The second question raised above is even more surprising. Considering the fact that C. glutamicum (pEKEx2-ggpSP) has to counteract hyperosmotic stress in the presence of an external concentration of 750 mM NaCl and is capable by synthesis of its genuine compatible solutes, e.g. proline or trehalose, to counteract this stress it seems surprising that αGG synthesis does not cease in the course of cultivation. In Synechocystis sp. PCC 6803 the physical stimulus for the synthesis of the compatible solute αGG is not osmotic stress: Synthesis of αGG exclusively proceeds in Synechocystis sp. PCC 6803 in response to ionic stress caused by addition of salts such as NaCl and not in response to addition of compounds like sucrose, which only increases the osmolality of the medium [46]. Different from the situation in Synechocystis sp. PCC 6803 addition of ionic compounds like NaCl as well as non-ionic compounds like sorbitol to the culture broth activate in C. glutamicum the hyperosmotic stress response, which in this bacterium comprises synthesis and/or uptake of compatible solutes [35] but also the uptake of potassium ions as an immediate reaction [61]. Taken together, the differences in the osmo- and ionic stress responses in Synechocystis sp. PCC 6803 and C. glutamicum might account for the continuous synthesis of αGG in C. glutamicum (pEKEx2-ggpSP) upon the addition of NaCl to the medium.

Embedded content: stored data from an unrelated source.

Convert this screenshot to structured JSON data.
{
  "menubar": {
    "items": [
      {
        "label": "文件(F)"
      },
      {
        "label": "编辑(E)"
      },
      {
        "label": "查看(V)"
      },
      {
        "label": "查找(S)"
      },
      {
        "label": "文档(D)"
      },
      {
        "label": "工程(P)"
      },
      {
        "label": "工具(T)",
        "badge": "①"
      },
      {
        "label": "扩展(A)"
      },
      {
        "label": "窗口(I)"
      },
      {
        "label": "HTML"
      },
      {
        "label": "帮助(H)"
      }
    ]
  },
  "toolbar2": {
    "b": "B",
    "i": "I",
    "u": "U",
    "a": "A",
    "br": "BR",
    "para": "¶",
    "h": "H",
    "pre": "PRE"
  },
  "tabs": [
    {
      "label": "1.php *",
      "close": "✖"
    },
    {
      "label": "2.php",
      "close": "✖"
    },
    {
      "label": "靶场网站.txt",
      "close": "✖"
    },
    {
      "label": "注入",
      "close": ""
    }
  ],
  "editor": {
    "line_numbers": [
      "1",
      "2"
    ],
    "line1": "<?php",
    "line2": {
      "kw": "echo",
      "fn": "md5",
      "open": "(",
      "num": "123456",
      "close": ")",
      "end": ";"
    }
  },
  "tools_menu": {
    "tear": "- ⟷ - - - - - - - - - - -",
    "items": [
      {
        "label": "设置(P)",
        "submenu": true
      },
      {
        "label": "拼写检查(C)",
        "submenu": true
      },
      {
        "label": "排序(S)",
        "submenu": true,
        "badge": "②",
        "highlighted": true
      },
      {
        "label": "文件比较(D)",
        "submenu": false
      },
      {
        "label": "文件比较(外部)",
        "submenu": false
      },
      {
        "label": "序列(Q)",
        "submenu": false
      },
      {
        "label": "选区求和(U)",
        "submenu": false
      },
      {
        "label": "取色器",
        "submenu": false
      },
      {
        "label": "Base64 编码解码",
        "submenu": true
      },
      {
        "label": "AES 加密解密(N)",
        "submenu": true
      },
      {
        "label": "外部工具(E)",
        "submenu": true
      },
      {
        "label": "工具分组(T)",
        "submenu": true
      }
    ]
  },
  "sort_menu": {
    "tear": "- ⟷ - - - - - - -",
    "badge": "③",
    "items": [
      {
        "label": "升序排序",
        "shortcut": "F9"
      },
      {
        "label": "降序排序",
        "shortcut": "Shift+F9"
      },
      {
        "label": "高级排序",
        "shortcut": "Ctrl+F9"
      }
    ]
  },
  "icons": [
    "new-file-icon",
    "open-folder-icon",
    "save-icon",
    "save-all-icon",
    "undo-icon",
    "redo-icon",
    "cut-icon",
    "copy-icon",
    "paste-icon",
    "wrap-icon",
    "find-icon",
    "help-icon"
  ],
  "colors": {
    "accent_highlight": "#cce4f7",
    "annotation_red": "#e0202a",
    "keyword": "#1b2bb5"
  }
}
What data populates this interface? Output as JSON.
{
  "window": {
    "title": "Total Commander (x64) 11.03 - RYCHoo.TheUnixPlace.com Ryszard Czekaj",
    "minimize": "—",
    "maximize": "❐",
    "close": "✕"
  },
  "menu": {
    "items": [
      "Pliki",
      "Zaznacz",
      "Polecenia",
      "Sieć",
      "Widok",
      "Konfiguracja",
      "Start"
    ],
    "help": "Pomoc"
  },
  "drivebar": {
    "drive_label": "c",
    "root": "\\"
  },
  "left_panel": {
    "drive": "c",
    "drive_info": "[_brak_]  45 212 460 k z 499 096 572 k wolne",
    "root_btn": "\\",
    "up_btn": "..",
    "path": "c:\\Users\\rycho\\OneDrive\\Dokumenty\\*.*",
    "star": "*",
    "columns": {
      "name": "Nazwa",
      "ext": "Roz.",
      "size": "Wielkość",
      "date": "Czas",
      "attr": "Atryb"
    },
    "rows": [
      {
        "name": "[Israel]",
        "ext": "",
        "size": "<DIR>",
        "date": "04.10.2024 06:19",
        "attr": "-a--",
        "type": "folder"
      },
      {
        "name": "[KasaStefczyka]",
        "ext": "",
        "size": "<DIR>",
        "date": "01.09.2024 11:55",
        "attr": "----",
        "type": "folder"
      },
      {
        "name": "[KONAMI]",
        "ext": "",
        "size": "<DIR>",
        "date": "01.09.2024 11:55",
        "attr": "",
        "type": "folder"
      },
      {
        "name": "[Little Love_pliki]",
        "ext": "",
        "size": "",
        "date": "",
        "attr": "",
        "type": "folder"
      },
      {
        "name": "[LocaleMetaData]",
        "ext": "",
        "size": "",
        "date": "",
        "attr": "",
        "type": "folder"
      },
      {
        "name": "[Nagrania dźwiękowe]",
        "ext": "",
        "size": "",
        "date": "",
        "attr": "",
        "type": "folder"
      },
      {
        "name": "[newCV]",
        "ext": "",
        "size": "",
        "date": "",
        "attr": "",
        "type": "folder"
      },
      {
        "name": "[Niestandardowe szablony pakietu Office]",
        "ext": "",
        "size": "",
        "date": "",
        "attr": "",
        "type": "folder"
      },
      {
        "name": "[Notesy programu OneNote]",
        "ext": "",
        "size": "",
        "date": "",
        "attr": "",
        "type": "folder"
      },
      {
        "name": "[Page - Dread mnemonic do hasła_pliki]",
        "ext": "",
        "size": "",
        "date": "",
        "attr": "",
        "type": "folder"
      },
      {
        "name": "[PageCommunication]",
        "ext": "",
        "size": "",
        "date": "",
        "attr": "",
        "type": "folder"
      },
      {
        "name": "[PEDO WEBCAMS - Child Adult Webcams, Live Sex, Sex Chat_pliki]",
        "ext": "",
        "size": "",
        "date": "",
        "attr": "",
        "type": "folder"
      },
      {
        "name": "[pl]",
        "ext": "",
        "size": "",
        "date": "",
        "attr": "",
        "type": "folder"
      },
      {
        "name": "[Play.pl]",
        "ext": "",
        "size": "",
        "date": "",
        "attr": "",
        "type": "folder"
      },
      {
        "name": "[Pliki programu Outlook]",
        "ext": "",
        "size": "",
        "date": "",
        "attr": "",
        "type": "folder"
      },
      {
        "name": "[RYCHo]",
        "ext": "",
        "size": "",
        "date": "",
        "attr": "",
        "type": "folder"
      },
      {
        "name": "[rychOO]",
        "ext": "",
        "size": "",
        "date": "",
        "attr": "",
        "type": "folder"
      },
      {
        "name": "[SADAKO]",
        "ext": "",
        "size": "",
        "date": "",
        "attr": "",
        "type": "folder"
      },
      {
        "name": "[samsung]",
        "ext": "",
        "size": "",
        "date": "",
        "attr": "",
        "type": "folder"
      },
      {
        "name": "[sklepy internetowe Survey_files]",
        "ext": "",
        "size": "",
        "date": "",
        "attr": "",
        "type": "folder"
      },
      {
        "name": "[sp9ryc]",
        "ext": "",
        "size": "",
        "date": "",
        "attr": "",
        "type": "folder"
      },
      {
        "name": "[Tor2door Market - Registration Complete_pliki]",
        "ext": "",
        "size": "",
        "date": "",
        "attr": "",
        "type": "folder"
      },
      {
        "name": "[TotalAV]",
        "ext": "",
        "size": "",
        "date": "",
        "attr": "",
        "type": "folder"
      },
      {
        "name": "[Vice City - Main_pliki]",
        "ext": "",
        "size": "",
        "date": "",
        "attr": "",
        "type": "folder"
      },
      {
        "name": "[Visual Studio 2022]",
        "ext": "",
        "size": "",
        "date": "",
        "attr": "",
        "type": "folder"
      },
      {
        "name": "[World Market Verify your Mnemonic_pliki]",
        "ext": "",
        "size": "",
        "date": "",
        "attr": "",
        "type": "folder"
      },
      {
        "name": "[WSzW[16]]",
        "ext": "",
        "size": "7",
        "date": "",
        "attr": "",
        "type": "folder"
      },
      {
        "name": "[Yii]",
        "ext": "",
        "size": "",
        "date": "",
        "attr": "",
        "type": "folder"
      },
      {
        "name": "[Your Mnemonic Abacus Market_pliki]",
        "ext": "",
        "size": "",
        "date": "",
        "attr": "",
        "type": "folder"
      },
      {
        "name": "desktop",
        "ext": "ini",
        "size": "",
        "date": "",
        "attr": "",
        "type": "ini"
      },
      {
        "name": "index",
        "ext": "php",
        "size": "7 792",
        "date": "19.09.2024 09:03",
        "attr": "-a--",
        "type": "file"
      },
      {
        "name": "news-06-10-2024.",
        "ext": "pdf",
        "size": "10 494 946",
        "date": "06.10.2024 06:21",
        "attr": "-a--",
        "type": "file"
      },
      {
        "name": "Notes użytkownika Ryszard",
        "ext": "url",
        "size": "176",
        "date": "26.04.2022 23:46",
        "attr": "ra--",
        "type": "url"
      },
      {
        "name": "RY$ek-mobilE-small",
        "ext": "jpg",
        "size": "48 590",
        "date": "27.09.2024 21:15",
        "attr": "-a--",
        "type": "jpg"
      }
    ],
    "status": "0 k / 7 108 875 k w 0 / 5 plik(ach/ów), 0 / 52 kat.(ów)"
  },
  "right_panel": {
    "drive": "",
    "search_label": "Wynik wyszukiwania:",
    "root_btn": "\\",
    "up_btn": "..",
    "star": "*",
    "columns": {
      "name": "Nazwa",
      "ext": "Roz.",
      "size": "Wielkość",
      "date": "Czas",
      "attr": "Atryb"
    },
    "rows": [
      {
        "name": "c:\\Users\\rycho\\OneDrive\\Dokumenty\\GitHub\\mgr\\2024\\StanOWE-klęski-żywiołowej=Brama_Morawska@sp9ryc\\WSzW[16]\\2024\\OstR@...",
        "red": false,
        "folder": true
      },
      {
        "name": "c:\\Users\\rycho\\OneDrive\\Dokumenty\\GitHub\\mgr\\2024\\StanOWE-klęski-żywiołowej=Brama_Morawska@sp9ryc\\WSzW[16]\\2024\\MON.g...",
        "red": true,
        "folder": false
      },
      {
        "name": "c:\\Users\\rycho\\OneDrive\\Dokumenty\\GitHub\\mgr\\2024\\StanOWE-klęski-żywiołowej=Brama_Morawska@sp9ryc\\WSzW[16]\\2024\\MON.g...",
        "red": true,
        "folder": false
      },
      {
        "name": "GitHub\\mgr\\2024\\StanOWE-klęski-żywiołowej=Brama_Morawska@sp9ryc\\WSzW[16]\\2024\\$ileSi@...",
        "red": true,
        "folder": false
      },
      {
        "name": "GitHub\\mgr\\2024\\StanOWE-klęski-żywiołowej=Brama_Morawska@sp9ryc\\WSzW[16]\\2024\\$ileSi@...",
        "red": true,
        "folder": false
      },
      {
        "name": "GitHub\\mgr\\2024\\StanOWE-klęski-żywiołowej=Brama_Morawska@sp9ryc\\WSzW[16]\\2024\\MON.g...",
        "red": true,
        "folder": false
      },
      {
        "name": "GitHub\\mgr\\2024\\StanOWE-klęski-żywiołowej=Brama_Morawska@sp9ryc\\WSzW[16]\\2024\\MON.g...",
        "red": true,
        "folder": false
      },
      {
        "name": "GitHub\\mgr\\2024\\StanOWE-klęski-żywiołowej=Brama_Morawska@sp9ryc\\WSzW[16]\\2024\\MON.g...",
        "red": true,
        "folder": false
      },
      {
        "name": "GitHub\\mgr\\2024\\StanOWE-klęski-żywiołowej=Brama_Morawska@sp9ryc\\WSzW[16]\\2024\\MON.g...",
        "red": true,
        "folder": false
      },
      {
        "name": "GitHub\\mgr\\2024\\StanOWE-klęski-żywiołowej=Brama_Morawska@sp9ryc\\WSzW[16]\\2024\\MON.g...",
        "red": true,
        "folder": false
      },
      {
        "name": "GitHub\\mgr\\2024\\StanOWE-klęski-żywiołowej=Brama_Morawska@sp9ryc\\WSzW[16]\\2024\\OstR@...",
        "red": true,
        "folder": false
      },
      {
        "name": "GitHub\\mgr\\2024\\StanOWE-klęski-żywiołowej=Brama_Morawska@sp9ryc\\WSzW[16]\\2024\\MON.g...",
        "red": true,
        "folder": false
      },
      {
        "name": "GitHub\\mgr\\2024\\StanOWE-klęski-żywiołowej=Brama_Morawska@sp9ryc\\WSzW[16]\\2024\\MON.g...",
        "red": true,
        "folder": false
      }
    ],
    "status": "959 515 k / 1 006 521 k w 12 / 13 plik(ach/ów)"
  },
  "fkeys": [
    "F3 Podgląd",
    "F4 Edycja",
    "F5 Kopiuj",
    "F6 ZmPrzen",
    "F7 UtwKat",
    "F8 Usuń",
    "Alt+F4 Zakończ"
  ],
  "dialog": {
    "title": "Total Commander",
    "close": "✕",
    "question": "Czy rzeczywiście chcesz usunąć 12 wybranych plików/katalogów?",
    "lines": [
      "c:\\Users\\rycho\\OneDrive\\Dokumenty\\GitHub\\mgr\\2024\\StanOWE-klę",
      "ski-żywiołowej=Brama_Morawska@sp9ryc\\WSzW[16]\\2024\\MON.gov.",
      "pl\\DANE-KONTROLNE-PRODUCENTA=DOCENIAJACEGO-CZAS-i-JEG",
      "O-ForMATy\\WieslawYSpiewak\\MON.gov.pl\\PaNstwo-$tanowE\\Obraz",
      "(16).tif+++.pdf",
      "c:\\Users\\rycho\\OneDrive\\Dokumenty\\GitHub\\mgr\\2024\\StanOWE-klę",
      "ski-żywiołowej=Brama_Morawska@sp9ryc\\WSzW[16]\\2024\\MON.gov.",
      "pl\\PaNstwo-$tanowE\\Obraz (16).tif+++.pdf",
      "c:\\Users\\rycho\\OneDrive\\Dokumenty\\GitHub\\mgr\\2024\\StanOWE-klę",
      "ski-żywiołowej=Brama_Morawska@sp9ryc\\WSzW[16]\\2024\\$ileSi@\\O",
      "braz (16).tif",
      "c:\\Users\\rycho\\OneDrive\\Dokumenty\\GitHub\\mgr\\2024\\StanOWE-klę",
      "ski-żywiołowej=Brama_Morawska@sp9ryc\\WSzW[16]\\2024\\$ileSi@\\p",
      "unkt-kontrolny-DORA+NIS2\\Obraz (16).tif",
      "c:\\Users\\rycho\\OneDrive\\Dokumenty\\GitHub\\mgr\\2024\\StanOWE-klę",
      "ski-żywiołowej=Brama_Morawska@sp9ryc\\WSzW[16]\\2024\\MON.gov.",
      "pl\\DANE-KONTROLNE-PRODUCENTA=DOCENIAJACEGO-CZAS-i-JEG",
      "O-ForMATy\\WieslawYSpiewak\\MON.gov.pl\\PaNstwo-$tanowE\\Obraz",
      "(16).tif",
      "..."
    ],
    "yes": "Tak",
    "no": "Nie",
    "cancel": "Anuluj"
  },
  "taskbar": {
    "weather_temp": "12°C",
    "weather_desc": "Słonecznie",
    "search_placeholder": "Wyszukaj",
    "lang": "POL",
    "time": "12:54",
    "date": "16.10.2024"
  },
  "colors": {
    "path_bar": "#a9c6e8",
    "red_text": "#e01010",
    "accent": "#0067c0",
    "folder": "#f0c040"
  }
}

The export of αGG observed for the C. glutamicum strains overexpressing ggpSP allows an indirect insight into the capacity of C. glutamicum for glycogen synthesis. C. glutamicum transiently accumulates large amounts of glycogen when cultivated in presence of sugars [41], however the internal glycogen amount always depends on the rates for synthesis and degradation [38, 39]. Therefore αGG synthesis by GGPS and GGPP depends on the availability of the precursors glycerol 3-phosphate and ADP-glucose, which is the central intermediate of glycogen synthesis [62]. Availability of ADP-glucose dictates the rate of glycogen synthesis in bacteria as the rate of its synthesis by the ADP-glucose pyrophosphorylase is controlled in bacteria by multiple mechanisms [63, 64]. Redirection of the flux from glycogen synthesis to αGG synthesis by inactivation of glgA allows to assess a rate of ADP-glucose formation and thus precursor supply for glycogen synthesis in C. glutamicum, as αGG is constantly exported and not consumed. The continuous production of αGG reveals a continuous provision of the precursor ADP-glucose, which indicates the presence of a continuous flux towards glycogen synthesis in C. glutamicum. This consideration based on the continuously observed αGG accumulation fits within the proposed model of glycogen as a carbon capacitor in bacteria [38, 65–67]. The proportion of flux towards glycogen might be even slightly higher as here indicated by the synthesis of provision of αGG, as availability of the precursor glycerol 3-phosphate might here be limiting αGG synthesis. Taken together, the constant accumulation of αGG in the supernatant of C. glutamicum ΔotsA IMglgA (pEKEx3-ggpSP) indicates that a high proportion of the glycolytic flux can be channeled into glycogen, which vice versa is a prerequisite for a continuous supply of the precursor ADP-glucose allowing efficient microbial production of αGG in C. glutamicum.

Additional file 1: Fig. S1. Purification of recombinant streptavidin-tagged C. glutamicum OtsA from E. coli BL21(DE3)(pASK-IBA3-otsA): SDS-PAGE analysis of crude cell extract and Streptavidin-affinity chromatography flow-through, wash fraction, and elution fractions. PAGE ruler prestained protein ladder (MBI Fermentas) was used as marker.